Molte, la maggior parte di loro, si lamenta dell’assena del ginecologo durante il travaglio e nel momento del parto.
Dopo 10, 11 visite in gravidanza, ci si sente smarrite a trovarsi in un ambiente estraneo e senza il supporto, che si dava per scontato, del proprio medico di fiducia.
In realtà questa aspettativa non trova fondamento in alcuna necessità reale, ma è solo frutto della cattiva abitudine italiana di far seguire la gravidanza fisiologica dal medico.
La figura di riferimento invece dovrebbe essere l’ostetrica, la cui professionalità è spesso non adeguatamente valorizzate nelle strutture sanitarie.

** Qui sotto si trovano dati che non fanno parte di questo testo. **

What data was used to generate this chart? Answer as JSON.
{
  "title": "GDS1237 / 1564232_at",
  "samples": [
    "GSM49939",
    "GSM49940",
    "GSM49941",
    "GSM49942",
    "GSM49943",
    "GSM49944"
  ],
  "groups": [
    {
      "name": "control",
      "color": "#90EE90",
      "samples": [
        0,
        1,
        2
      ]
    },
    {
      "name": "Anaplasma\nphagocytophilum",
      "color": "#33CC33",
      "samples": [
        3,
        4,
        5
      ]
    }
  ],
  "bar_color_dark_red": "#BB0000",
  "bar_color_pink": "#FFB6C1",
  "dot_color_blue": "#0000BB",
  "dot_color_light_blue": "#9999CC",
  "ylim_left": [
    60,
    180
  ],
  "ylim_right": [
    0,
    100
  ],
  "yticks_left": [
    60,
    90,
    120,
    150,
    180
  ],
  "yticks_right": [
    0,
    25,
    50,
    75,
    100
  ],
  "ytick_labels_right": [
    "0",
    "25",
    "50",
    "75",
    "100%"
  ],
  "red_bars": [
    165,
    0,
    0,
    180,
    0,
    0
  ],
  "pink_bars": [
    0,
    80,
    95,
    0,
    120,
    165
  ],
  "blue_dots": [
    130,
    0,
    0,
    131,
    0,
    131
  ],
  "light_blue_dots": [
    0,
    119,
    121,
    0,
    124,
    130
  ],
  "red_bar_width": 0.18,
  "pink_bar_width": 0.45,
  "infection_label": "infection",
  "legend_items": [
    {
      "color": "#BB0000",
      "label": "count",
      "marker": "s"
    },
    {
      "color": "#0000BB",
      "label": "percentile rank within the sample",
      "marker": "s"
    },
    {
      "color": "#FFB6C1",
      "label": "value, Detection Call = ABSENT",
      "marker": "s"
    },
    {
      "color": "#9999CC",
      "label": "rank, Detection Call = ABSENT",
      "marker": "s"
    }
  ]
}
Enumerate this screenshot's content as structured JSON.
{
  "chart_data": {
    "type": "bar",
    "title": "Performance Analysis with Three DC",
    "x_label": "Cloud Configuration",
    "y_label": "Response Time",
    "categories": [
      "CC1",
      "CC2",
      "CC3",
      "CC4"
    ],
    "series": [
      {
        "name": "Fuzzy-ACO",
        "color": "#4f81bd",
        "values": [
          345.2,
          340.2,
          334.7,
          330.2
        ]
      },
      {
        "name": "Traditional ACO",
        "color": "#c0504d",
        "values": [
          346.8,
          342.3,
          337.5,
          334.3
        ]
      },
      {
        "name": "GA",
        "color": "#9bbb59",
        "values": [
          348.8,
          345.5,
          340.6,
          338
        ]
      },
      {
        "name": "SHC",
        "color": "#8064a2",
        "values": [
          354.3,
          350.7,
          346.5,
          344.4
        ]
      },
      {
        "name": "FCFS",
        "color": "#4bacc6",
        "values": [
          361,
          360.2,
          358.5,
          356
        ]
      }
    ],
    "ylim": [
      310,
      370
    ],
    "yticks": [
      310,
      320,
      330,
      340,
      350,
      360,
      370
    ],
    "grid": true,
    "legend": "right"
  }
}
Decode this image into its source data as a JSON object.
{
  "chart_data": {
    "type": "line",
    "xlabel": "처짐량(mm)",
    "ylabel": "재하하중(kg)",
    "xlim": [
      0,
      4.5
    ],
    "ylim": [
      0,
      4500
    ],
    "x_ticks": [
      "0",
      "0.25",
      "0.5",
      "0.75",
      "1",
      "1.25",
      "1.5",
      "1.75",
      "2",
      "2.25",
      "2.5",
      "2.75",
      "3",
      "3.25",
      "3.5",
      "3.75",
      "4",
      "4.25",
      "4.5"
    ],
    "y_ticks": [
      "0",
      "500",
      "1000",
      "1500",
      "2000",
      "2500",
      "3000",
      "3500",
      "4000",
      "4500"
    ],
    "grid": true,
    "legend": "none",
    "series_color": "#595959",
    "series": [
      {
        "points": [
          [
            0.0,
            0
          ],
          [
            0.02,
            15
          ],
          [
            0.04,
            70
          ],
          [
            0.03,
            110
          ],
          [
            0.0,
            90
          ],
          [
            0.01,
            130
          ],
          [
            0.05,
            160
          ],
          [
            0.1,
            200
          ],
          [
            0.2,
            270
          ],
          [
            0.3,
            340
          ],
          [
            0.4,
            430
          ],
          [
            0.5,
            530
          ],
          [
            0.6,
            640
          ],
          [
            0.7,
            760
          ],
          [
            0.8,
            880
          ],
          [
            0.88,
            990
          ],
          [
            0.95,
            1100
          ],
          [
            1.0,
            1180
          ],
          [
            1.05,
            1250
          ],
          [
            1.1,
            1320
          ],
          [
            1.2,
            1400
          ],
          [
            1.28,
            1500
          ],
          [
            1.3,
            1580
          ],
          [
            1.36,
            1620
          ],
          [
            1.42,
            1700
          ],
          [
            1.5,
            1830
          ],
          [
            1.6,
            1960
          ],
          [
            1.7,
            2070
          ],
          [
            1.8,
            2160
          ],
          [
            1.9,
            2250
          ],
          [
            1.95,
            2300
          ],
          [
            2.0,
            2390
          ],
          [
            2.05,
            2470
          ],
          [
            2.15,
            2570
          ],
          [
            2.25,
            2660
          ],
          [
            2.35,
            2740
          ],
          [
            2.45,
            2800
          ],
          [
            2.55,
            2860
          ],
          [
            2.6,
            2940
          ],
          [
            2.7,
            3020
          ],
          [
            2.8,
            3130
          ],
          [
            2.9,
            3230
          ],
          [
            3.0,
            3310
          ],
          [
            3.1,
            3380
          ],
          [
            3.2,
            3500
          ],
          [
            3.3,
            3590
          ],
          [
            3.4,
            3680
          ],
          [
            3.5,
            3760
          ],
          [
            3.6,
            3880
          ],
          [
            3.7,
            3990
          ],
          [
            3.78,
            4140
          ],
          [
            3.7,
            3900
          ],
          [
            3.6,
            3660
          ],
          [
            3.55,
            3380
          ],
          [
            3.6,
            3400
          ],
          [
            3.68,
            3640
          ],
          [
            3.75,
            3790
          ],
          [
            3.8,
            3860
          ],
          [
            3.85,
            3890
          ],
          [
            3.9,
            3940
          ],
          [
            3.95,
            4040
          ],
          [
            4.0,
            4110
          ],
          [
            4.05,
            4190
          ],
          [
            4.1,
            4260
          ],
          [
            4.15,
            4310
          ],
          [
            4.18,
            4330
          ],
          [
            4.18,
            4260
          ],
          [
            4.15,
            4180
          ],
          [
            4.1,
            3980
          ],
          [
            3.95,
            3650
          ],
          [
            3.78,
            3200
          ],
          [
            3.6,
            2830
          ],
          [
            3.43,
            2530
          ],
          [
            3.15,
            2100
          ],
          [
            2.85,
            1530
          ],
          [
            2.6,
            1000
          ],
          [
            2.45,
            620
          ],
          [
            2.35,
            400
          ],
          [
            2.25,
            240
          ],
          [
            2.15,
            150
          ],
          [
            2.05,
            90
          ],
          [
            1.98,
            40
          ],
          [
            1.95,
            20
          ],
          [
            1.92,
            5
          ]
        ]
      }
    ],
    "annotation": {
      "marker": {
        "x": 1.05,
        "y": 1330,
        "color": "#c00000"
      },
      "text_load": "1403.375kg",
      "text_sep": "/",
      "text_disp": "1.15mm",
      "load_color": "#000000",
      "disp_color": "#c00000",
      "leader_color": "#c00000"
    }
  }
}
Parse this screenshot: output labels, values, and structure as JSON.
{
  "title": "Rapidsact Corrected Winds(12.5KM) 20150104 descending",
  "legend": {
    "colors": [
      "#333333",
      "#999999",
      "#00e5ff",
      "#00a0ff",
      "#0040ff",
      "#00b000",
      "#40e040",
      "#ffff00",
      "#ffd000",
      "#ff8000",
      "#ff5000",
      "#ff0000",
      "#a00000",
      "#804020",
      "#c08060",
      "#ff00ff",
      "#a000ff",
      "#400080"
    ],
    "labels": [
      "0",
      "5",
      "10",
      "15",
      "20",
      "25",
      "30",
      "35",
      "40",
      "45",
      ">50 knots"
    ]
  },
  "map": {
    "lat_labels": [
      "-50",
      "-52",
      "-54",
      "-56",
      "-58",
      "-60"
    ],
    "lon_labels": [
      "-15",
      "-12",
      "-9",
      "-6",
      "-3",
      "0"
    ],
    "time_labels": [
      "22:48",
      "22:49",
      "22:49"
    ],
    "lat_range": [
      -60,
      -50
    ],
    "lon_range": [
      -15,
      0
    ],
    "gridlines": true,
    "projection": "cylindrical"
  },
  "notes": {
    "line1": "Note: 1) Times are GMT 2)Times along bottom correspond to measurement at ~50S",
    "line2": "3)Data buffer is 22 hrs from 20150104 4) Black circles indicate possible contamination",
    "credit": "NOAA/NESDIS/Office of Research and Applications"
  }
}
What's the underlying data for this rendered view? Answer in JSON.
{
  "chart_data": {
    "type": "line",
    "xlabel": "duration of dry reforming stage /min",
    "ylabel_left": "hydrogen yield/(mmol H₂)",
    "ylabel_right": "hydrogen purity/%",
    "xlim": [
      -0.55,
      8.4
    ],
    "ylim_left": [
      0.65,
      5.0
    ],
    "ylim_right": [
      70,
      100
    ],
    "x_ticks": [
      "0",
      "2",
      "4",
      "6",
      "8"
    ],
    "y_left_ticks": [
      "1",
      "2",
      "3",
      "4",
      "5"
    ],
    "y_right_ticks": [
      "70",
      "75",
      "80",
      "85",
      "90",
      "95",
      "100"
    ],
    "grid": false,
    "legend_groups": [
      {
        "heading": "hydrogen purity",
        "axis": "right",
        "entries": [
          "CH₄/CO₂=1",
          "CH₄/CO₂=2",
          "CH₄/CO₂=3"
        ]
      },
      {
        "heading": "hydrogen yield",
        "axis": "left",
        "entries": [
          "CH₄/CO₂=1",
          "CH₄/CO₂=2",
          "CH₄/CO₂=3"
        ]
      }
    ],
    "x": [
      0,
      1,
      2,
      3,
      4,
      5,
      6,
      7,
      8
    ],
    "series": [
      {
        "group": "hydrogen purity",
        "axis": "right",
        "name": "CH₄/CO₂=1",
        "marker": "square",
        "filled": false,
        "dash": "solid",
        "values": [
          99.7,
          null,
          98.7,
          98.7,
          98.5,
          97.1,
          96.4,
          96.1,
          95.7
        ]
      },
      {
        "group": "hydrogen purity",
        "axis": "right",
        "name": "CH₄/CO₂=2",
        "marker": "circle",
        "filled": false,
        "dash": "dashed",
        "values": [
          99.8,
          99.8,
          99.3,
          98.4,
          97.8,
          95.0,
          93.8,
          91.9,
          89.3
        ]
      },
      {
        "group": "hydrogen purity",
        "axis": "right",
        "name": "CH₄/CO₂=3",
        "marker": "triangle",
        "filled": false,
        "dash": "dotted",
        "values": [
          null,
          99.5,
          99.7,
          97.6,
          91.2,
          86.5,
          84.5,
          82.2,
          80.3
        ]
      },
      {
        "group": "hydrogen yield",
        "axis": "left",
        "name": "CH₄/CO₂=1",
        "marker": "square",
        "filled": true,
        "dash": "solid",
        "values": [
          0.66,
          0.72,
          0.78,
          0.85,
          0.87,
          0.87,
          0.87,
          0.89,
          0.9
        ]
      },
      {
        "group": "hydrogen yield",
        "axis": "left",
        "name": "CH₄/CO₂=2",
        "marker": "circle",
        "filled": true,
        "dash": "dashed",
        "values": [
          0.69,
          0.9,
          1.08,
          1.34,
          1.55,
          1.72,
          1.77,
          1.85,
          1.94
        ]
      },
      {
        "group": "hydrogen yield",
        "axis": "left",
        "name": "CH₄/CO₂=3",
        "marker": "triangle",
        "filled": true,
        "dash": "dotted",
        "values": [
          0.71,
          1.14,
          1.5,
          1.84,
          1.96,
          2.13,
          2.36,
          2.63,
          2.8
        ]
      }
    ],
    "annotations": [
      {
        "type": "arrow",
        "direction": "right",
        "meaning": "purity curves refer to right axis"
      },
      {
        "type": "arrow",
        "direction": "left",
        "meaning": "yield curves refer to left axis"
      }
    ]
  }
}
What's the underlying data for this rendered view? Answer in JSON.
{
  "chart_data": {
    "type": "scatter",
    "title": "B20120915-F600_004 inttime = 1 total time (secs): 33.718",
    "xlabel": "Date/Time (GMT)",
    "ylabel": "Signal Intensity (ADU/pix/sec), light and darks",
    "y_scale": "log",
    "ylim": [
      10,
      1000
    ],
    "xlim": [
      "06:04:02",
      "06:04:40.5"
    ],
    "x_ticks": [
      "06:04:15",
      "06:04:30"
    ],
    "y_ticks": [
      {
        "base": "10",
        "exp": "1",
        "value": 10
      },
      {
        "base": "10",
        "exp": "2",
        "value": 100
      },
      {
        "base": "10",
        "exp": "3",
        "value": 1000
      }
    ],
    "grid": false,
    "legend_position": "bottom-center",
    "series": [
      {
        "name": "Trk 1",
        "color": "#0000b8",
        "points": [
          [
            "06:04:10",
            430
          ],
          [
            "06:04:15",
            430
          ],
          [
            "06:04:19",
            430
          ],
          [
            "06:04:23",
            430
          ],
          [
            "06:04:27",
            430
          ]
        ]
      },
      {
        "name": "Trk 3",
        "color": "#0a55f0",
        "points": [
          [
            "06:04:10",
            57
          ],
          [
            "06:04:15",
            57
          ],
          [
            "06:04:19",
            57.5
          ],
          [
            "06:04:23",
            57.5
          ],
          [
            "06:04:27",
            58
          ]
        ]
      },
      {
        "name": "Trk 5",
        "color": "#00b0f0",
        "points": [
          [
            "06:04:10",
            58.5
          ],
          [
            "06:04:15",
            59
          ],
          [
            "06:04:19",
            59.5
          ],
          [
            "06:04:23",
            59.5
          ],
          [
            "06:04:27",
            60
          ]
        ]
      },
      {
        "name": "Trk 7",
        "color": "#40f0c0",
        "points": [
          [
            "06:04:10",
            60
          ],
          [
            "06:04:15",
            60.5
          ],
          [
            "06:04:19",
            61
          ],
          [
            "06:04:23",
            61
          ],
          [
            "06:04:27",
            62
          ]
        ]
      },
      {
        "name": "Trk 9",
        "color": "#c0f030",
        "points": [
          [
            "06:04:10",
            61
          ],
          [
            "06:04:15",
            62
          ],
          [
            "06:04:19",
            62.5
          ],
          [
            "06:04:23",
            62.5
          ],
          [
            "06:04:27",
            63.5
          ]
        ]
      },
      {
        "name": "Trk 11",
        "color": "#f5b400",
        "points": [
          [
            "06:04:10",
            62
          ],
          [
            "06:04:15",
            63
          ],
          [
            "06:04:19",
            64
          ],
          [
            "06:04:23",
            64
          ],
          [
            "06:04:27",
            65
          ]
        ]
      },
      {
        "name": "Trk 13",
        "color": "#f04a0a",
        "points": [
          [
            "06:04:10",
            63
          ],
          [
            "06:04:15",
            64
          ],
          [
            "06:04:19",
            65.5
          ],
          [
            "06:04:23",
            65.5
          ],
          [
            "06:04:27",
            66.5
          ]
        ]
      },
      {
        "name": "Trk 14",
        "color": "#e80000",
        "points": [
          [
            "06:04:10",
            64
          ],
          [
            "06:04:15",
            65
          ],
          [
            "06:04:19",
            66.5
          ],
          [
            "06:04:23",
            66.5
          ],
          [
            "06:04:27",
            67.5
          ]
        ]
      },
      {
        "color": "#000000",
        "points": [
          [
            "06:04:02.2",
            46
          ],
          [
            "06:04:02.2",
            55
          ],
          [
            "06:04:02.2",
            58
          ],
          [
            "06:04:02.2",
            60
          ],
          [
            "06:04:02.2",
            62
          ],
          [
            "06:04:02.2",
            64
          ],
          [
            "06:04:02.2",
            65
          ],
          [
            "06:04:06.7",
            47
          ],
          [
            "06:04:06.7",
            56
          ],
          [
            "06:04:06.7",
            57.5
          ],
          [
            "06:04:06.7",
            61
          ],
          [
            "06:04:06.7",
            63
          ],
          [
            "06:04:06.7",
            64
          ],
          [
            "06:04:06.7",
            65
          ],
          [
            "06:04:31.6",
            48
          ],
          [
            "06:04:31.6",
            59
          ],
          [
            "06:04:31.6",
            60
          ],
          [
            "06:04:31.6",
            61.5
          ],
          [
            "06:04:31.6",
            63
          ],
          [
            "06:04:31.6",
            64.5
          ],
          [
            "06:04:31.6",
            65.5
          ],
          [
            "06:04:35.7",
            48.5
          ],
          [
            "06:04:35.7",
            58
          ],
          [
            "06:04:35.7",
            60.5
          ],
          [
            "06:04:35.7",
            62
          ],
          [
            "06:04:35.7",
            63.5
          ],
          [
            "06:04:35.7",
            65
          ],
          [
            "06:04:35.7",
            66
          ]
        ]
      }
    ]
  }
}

L’OMS, coerentemente con le Direttive CEE,
ne riassume così le competenze professionali
1) assistenza e consulenza alla donna nel periodo della gravidanza
2) assistenza e consulenza alla donna durante il parto
3) assistenza e consulenza alla donna nel puerperio
4) gestione autonoma della gravidanza fisiologica, del parto
eutocico e del puerperio norale
5) assistenza al neonato
6) educazione sanitaria e sessuale della famiglia e della Comunità
7) preparazione psico-profilattica al parto
prevenzione e accertamento dei tumori della sfera genitale
9) ricerca
10)diagnosi ed individuazione di situazioni potenzialmente
patologiche che richiedono l’intervento del medico
11)praticare nelle emergenze le relative misure
Per riassumere, ancora prima di avere tra le mani un test di gravidanza positivo, è bene sapere che l’evento “nascita”, dal concepimeno al parto, deve essere seguito dall’ostetrica.
Sarà lei a verificare che ogni evento sia fisiologico, e sarà lei a indirizzarci verso il medico, qualora sia necessario.
Rivolgersi direttamente al ginecologo equivarrebbe a rivolgersi al neurolo, senza passare dal proprio medico curante, se si ha un mal di testa.